Resumo: O presente artigo tem a finalidade de discutir e entender como o país do futebol, e do carnaval, as duas paixões nacionais, que é admirado por todo o mundo, por ser um país de todas as raças, credos, etnias, religiões. Por ser considerado, um país acolhedor, escolhido por muitos refugiados e imigrantes, que aqui chegaram, desde o seu descobrimento, como terra que cultiva a esperança de dias melhores e construção de uma nova vida, devolvendo a estes o direito a dignidade. Pode ter permitido, nos anos 30, mais especificamente na cidade de São Paulo, atos de discriminação e injustiça, levando um inocente à prisão, por apenas hipóteses, sem provas concretas de sua culpa. Sendo assim, o referido artigo é uma discussão da obra do renomado historiador Boris Fausto em sua obra: O crime do Restaurante Chinês.
Palavras-chave: Direito; Justiça e preconceito.
1 Introdução
Para viver em sociedade, o homem estabelece e cumpre determinados padrões de conduta ética e moral, através da criação de regras que buscam harmonizar a vida em sociedade, tendo assim um efetivo controle social. Vários são os grupos sociais que o homem passa a pertencer desde o seu nascimento, dentre eles pode-se destacar a família, a escola, os grupos religiosos. Através de tais grupos sociais o homem aprende como deve e como não deve agir, atendendo às regras que ditam a convivência social.

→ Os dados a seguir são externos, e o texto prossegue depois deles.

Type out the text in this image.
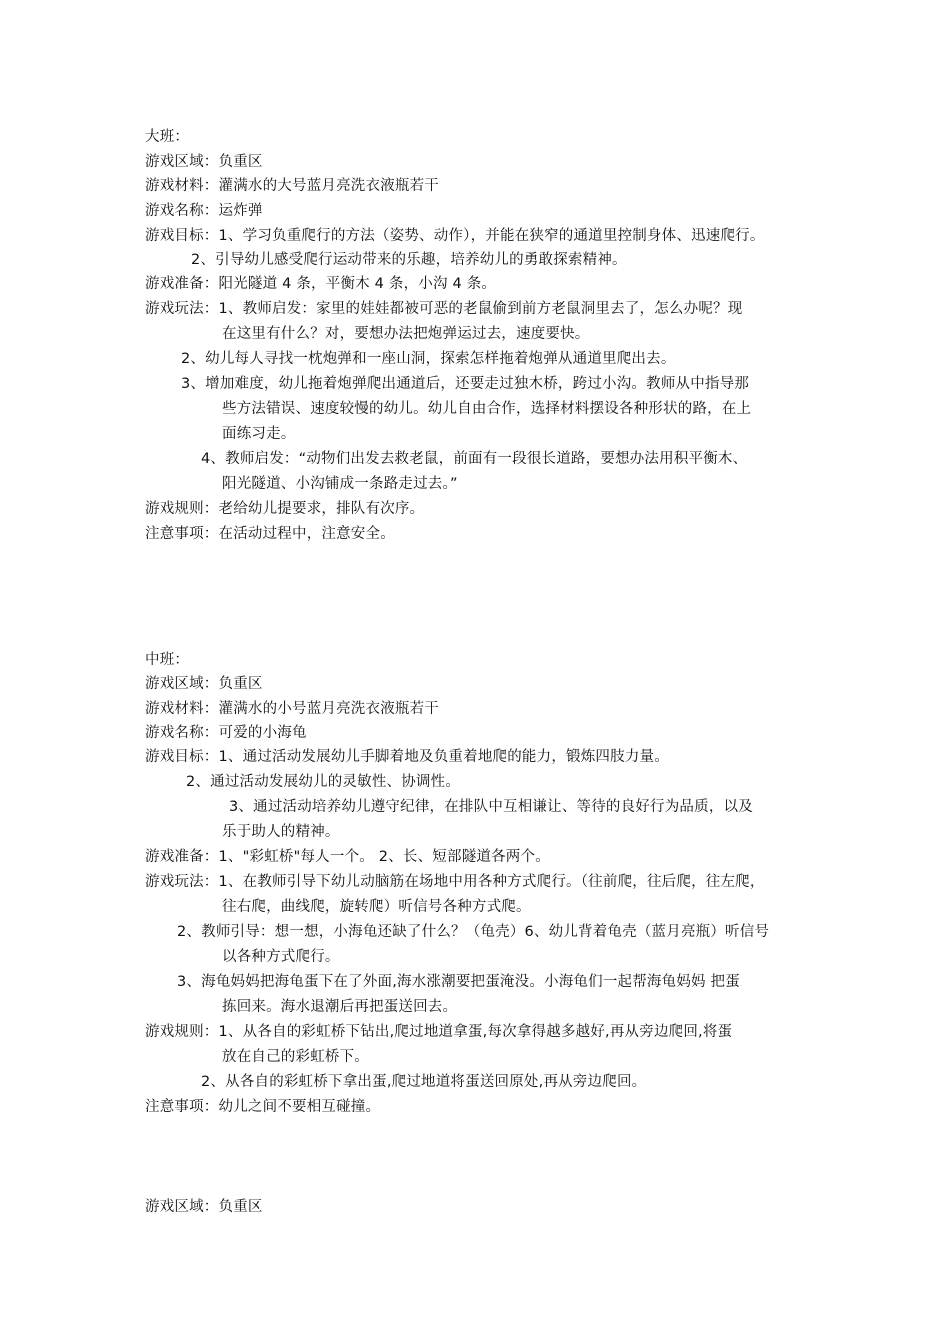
大班：
游戏区域：负重区
游戏材料：灌满水的大号蓝月亮洗衣液瓶若干
游戏名称：运炸弹
游戏目标：1、学习负重爬行的方法（姿势、动作），并能在狭窄的通道里控制身体、迅速爬行。
2、引导幼儿感受爬行运动带来的乐趣，培养幼儿的勇敢探索精神。
游戏准备：阳光隧道 4 条，平衡木 4 条，小沟 4 条。
游戏玩法：1、教师启发：家里的娃娃都被可恶的老鼠偷到前方老鼠洞里去了，怎么办呢？现
在这里有什么？对，要想办法把炮弹运过去，速度要快。
2、幼儿每人寻找一枕炮弹和一座山洞，探索怎样拖着炮弹从通道里爬出去。
3、增加难度，幼儿拖着炮弹爬出通道后，还要走过独木桥，跨过小沟。教师从中指导那
些方法错误、速度较慢的幼儿。幼儿自由合作，选择材料摆设各种形状的路，在上
面练习走。
4、教师启发：“动物们出发去救老鼠，前面有一段很长道路，要想办法用积平衡木、
阳光隧道、小沟铺成一条路走过去。”
游戏规则：老给幼儿提要求，排队有次序。
注意事项：在活动过程中，注意安全。
中班：
游戏区域：负重区
游戏材料：灌满水的小号蓝月亮洗衣液瓶若干
游戏名称：可爱的小海龟
游戏目标：1、通过活动发展幼儿手脚着地及负重着地爬的能力，锻炼四肢力量。
2、通过活动发展幼儿的灵敏性、协调性。
3、通过活动培养幼儿遵守纪律，在排队中互相谦让、等待的良好行为品质，以及
乐于助人的精神。
游戏准备：1、"彩虹桥"每人一个。 2、长、短部隧道各两个。
游戏玩法：1、在教师引导下幼儿动脑筋在场地中用各种方式爬行。（往前爬，往后爬，往左爬，
往右爬，曲线爬，旋转爬）听信号各种方式爬。
2、教师引导：想一想，小海龟还缺了什么？（龟壳）6、幼儿背着龟壳（蓝月亮瓶）听信号
以各种方式爬行。
3、海龟妈妈把海龟蛋下在了外面,海水涨潮要把蛋淹没。小海龟们一起帮海龟妈妈 把蛋
拣回来。海水退潮后再把蛋送回去。
游戏规则：1、从各自的彩虹桥下钻出,爬过地道拿蛋,每次拿得越多越好,再从旁边爬回,将蛋
放在自己的彩虹桥下。
2、从各自的彩虹桥下拿出蛋,爬过地道将蛋送回原处,再从旁边爬回。
注意事项：幼儿之间不要相互碰撞。
游戏区域：负重区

Por outro lado, ao surgir o desvio de conduta, torna-se perceptível a não assimilação das regras como forma de controle social por parte destes indivíduos, sendo necessária uma forma de controle mais efetivo, como o jurídico. Dessa forma, o direito apresenta-se como uma forma de controle social institucionalizado, que se faz presente de forma concretamente punitiva no direito penal. Vê-se, por esse enfoque, que o direito penal também é uma forma de controle social, porém, institucionalizada, que atua em caráter excepcional e subsidiário.
O homem em seu estado de natureza já tem a idéia de justiça, a qual necessita para formar uma sociedade em um corpo político. Para o mesmo, o homem perde a sua liberdade que é ilusória, mas, em contrapartida ganha outra, que é considerada segura. A soberania é exercida pelo povo, onde o mesmo é súdito e soberano, fazendo as leis e obedecendo-as (Rousseau, 2004).

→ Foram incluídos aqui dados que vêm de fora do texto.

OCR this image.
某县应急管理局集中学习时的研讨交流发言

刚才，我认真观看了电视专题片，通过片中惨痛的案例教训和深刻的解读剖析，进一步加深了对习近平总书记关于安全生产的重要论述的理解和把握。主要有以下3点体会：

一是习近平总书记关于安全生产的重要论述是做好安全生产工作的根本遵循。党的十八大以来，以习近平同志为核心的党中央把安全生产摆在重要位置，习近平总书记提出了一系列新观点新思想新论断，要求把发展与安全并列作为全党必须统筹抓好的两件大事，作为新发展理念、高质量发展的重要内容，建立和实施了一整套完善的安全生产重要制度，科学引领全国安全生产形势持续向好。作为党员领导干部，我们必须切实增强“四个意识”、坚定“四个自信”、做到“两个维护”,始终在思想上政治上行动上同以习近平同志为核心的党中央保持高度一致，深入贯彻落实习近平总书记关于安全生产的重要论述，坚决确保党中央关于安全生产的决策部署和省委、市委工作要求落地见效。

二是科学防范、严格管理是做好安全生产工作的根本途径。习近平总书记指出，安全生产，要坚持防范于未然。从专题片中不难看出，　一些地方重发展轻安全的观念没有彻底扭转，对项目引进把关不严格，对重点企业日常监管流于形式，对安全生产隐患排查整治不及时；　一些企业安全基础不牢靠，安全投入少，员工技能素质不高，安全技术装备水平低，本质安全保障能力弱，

Partindo desta reflexão proposta por Rousseau (2004), pode-se perceber que o mesmo defende que a sociedade surge em decorrência da organização política e da forma de organização dos povos, tendo como primeira forma de organização a família. A diferença básica entre a família e o Estado é que na família as decisões são tomadas com base em sentimentos, levado pelo lado emocional, enquanto no Estado às decisões são tomadas tendo como base o lado racional. “O pai tem cuidado com os filhos e por isso sente amor. No Estado, o governante não ama o povo, mas tem prazer em governar.” Criando assim um contrato entre governantes e governados, onde se adquirem obrigações sociais mútuas. Sendo o Estado o órgão competente pela fiscalização de tais obrigações.

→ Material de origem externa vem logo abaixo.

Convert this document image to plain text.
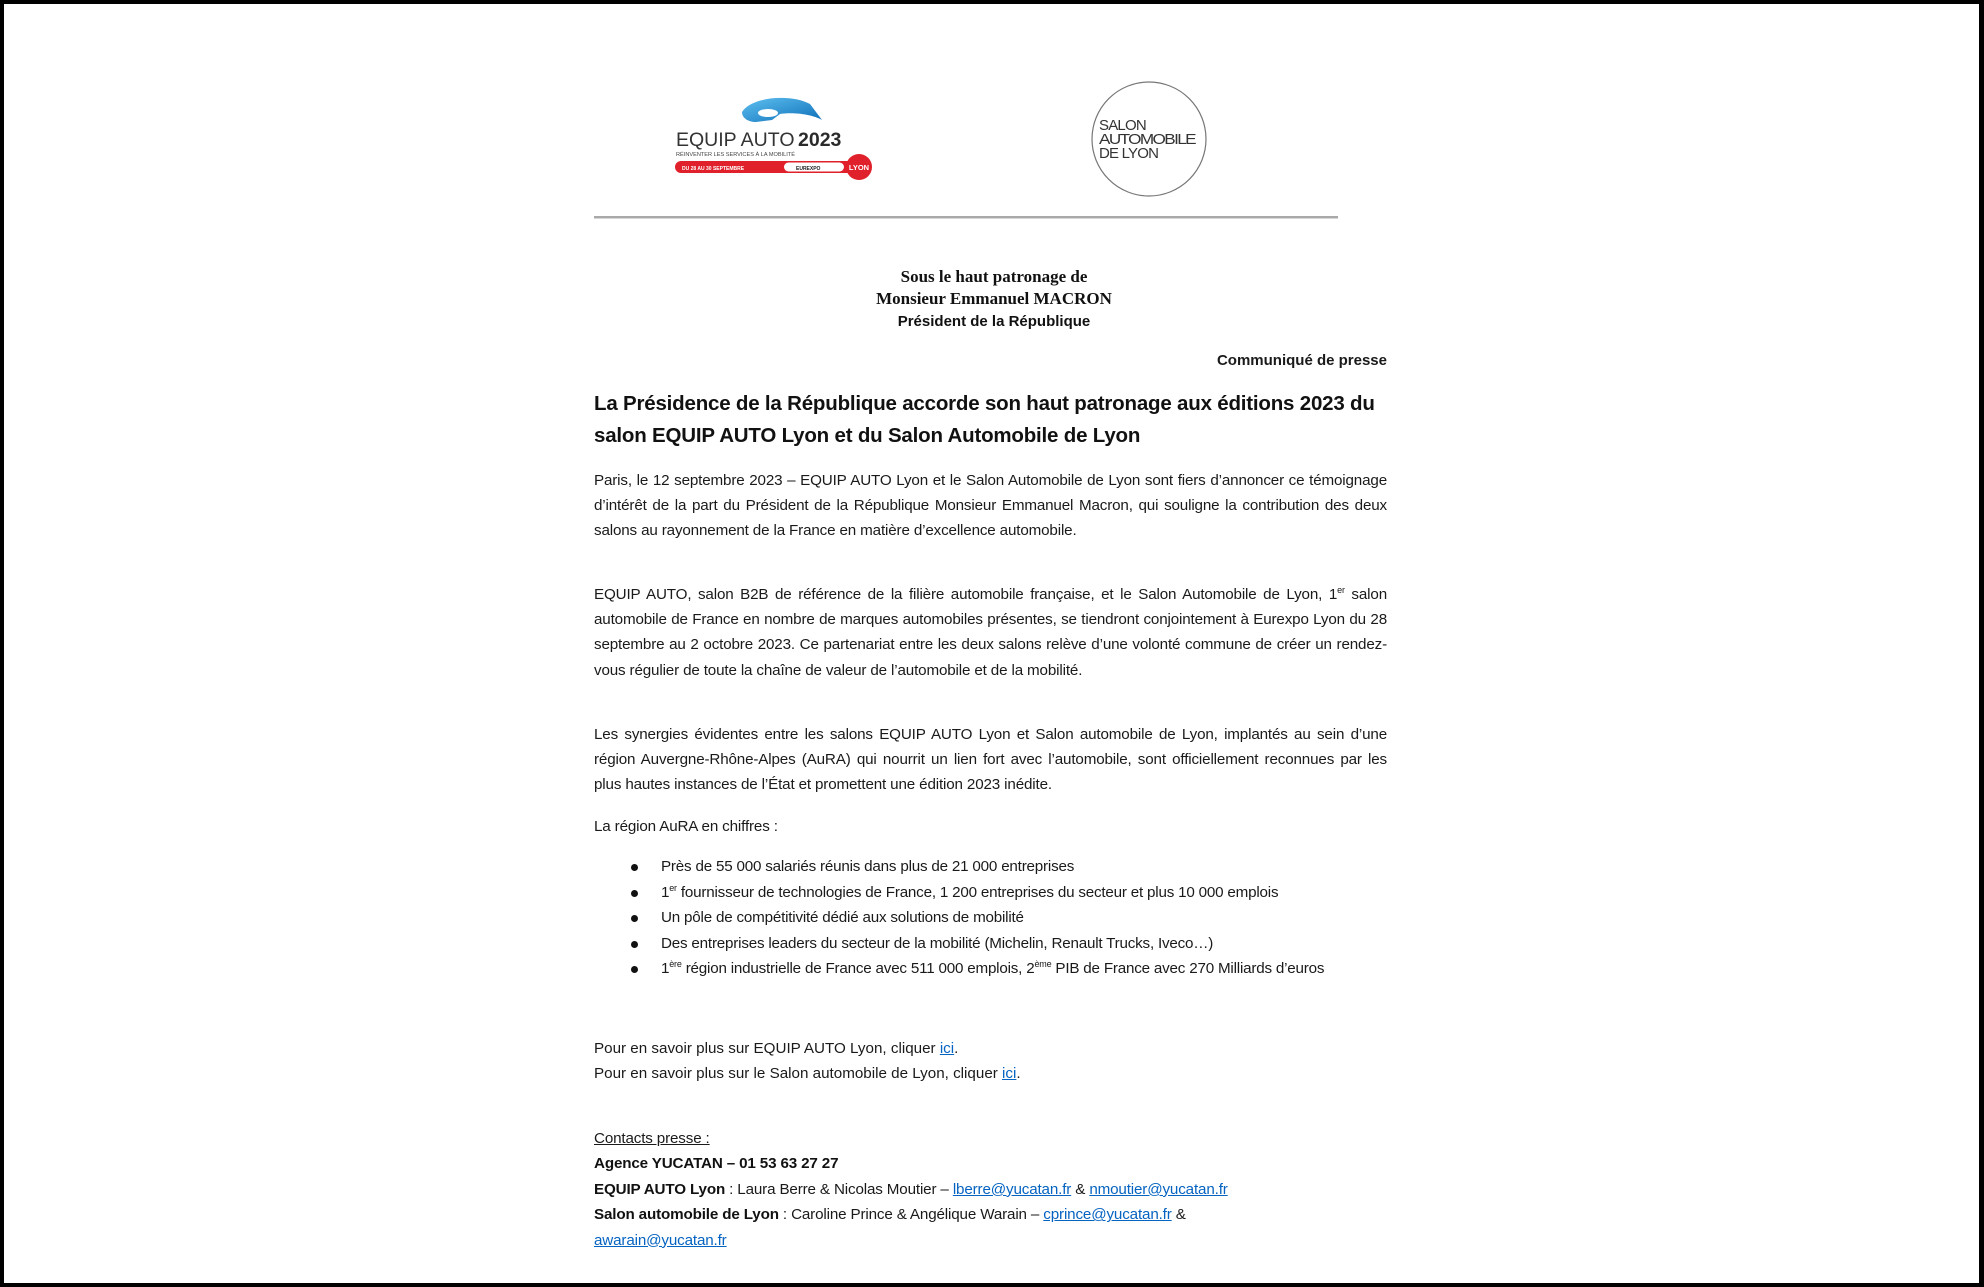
EQUIP AUTO 2023
RÉINVENTER LES SERVICES À LA MOBILITÉ
DU 28 AU 30 SEPTEMBRE	EUREXPO	LYON
SALON
AUTOMOBILE
DE LYON
Sous le haut patronage de
Monsieur Emmanuel MACRON
Président de la République
Communiqué de presse
La Présidence de la République accorde son haut patronage aux éditions 2023 du salon EQUIP AUTO Lyon et du Salon Automobile de Lyon

Paris, le 12 septembre 2023 – EQUIP AUTO Lyon et le Salon Automobile de Lyon sont fiers d’annoncer ce témoignage d’intérêt de la part du Président de la République Monsieur Emmanuel Macron, qui souligne la contribution des deux salons au rayonnement de la France en matière d’excellence automobile.

EQUIP AUTO, salon B2B de référence de la filière automobile française, et le Salon Automobile de Lyon, 1er salon automobile de France en nombre de marques automobiles présentes, se tiendront conjointement à Eurexpo Lyon du 28 septembre au 2 octobre 2023. Ce partenariat entre les deux salons relève d’une volonté commune de créer un rendez-vous régulier de toute la chaîne de valeur de l’automobile et de la mobilité.

Les synergies évidentes entre les salons EQUIP AUTO Lyon et Salon automobile de Lyon, implantés au sein d’une région Auvergne-Rhône-Alpes (AuRA) qui nourrit un lien fort avec l’automobile, sont officiellement reconnues par les plus hautes instances de l’État et promettent une édition 2023 inédite.

La région AuRA en chiffres :

Près de 55 000 salariés réunis dans plus de 21 000 entreprises
1er fournisseur de technologies de France, 1 200 entreprises du secteur et plus 10 000 emplois
Un pôle de compétitivité dédié aux solutions de mobilité
Des entreprises leaders du secteur de la mobilité (Michelin, Renault Trucks, Iveco…)
1ère région industrielle de France avec 511 000 emplois, 2ème PIB de France avec 270 Milliards d’euros
Pour en savoir plus sur EQUIP AUTO Lyon, cliquer ici.
Pour en savoir plus sur le Salon automobile de Lyon, cliquer ici.
Contacts presse :
Agence YUCATAN – 01 53 63 27 27
EQUIP AUTO Lyon : Laura Berre & Nicolas Moutier – lberre@yucatan.fr & nmoutier@yucatan.fr
Salon automobile de Lyon : Caroline Prince & Angélique Warain – cprince@yucatan.fr &
awarain@yucatan.fr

Nesse contexto, Rousseau assinala que:
“O homem nasce livre, e por toda a parte encontra-se a ferros. O que se crê senhor dos demais, não deixa de ser mais escravo do que eles. Como adveio tal mudança? Ignoro-o. Que poderá legitimá-la? Creio poder resolver esta questão. Se considerasse somente à força e o efeito que dela resulta, diria: ‘quando um povo é obrigado a obedecer e o faz, age acertadamente; assim que pode sacudir esse jugo e o faz, age melhor ainda, porque, recuperando a liberdade pelo mesmo direito por que lha arrebataram, ou tem ele o direito de retomá-la ou não o tinham de subtraí-la. A ordem social, porém, é um direito sagrado que serve de base a todos os outros. Tal direito, no entanto, não se origina da natureza: funda-se, portanto, em convenções. Trata-se, pois, de saber que convenções são essas. Antes de alcançar esse ponto, preciso deixar estabelecido o que acabo de adiantar." (...) “Ainda formulando as suas asserções, Rousseau continua explicando sobre as primeiras sociedades e o aspecto da liberdade: "...essa liberdade comum é uma conseqüência da natureza do homem. Sua primeira lei consiste em zelar pela própria conservação, seus primeiros cuidados são aqueles que se deve a si mesmo, e, assim que alcança a idade da razão, sendo o único juiz dos meios adequados para conservar-se, torna-se, por isso, senhor de si (...) A família é , pois, se assim se quiser, o primeiro modelo das sociedades políticas: o chefe é a imagem do pai; o povo, a dos filhos, e todos, tendo nascido iguais e livres, só alienam sua liberdade em proveito próprio." (ROUSSEAU, 2004: 22 à 24).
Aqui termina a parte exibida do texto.